Insomma non si è fatto che deformare e deformare.
Fino a voltare le spalle a chi cade in nome dell’indipendenza nazionale, della tradizione dell’Asse, accanto ai Reduci, con le Rune, insomma a combattenti e a eroi che, per una forma obbligata di esorcismo psicotico, vengono privati della loro essenza, a giustificazione del proprio tradimento nei loro confronti  consumato a difesa di un’illusione. Ignorando pure che non stanno combattendo una guerra mondiale ma una guerra civile, fascisti contro antifascisti e che il governo che hanno contribuito ad abbattere era gestito da un socio in affari di Biden e della Casa Bianca.
Si tratta di una stampella a sostegno della propria debolezza cui  si è talmente poco disposti a rinunciare a causa della nostra sconfitta quotidiana nel vivere borghese e democratico da riuscire a trovare i pretesti per condannare al tempo stesso il Padre e il Fratello.
Il problema è
Il problema non è Putin come non è l’Euro; si può indovinare o sbagliare l’analisi e il posizionamento. Certo, non sostenere, comunque e a ogni costo, nella guerra e nel sangue, Pravy Sektor (anche se, a differenza mia, si ritenesse che è nel torto) è un segno importante di cedimento dell’essenziale e chi lo compie varca il Rubicone di se stesso e più lo varca più sente l’impulso d’insozzare gli altri perché con il loro esempio tradiscono la sua cattiva coscienza.
Il problema è un altro.
Il problema è che, una volta ancora, si dimostra assenza di centralità, di un’espressione mentale e ideale  che si liberi dal due, dalle fandonie antagoniste di cui si nutre il Grande Fratello.
Fin quando non torneremo all’essenziale, al centrale, allo spirito di noi stessi, fin quando non esprimeremo nuovamente il nostro pensiero, continueremo a beccarci per buffonate irrealistiche, guidate e indirizzate dal nemico. Dal trip di Putin alle frenesie euroscettiche.
Non si deve più fare il tifo per una sciocchezza o un’altra ma affermare se stessi.
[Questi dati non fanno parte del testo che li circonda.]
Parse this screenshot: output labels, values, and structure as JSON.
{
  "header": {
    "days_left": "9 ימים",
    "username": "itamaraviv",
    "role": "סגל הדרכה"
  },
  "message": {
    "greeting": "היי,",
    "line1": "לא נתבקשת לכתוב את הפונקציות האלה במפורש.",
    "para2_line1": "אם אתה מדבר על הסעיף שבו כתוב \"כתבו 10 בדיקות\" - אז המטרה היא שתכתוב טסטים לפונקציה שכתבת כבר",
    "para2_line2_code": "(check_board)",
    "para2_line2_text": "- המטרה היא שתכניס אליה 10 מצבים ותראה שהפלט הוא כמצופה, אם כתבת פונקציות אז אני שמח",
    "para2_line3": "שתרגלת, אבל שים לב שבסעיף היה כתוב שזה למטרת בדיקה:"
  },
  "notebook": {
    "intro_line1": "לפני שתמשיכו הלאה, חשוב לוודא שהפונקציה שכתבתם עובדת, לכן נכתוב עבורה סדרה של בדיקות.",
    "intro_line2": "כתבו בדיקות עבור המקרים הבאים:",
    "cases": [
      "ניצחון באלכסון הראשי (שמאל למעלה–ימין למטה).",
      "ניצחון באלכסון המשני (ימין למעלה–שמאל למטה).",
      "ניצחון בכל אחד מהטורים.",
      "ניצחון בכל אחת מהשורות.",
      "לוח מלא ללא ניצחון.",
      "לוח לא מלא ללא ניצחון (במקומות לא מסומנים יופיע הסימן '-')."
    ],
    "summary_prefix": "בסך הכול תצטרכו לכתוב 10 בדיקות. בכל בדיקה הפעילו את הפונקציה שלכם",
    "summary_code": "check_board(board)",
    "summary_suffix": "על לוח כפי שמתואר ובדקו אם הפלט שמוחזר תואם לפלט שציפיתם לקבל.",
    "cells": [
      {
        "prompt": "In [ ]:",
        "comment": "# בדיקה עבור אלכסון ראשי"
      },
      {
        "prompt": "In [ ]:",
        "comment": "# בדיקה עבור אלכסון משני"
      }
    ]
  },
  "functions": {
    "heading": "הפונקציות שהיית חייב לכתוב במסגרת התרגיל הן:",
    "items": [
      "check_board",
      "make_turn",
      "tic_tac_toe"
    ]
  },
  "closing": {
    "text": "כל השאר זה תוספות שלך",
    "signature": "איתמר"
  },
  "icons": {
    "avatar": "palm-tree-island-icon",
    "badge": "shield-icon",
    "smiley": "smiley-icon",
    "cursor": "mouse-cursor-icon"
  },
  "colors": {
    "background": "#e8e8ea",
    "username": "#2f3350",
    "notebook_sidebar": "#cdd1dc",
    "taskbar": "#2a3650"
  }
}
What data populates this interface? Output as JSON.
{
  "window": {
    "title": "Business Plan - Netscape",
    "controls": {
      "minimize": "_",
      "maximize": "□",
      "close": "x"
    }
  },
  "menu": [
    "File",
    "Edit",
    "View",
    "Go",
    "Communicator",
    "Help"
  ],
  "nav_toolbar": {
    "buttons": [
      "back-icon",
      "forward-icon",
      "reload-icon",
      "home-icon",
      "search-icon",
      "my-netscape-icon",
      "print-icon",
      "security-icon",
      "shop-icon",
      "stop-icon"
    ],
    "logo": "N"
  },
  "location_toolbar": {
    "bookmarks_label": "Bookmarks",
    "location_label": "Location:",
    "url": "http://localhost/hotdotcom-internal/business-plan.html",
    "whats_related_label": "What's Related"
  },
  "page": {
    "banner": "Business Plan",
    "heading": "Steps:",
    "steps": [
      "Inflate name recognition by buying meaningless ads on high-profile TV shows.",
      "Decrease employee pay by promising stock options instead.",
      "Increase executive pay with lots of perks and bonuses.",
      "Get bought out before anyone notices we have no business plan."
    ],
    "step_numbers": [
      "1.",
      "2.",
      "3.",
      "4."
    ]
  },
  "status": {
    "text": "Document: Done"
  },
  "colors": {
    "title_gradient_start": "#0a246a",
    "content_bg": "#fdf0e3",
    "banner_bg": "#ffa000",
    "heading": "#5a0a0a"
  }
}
Anche per questo bisogna ripartire dai fondamentali, tra i quali il sano volontarismo superomista che tutti i vinti fanno a gara nel denunciare come impossibile. Che segno estremo di rifiuto della virilità!
Poi si potrà anche prendere posizione. La nostra. Prima si è solo utili idioti o hooligans di Sky.
Fin quando non avremo recuperato la bussola non  potremo vivere che da vampiri o paguri bernardi di altri che non se ne accorgeranno neppure e che, in ogni caso, ci disprezzano e ne hanno tutti i motivi.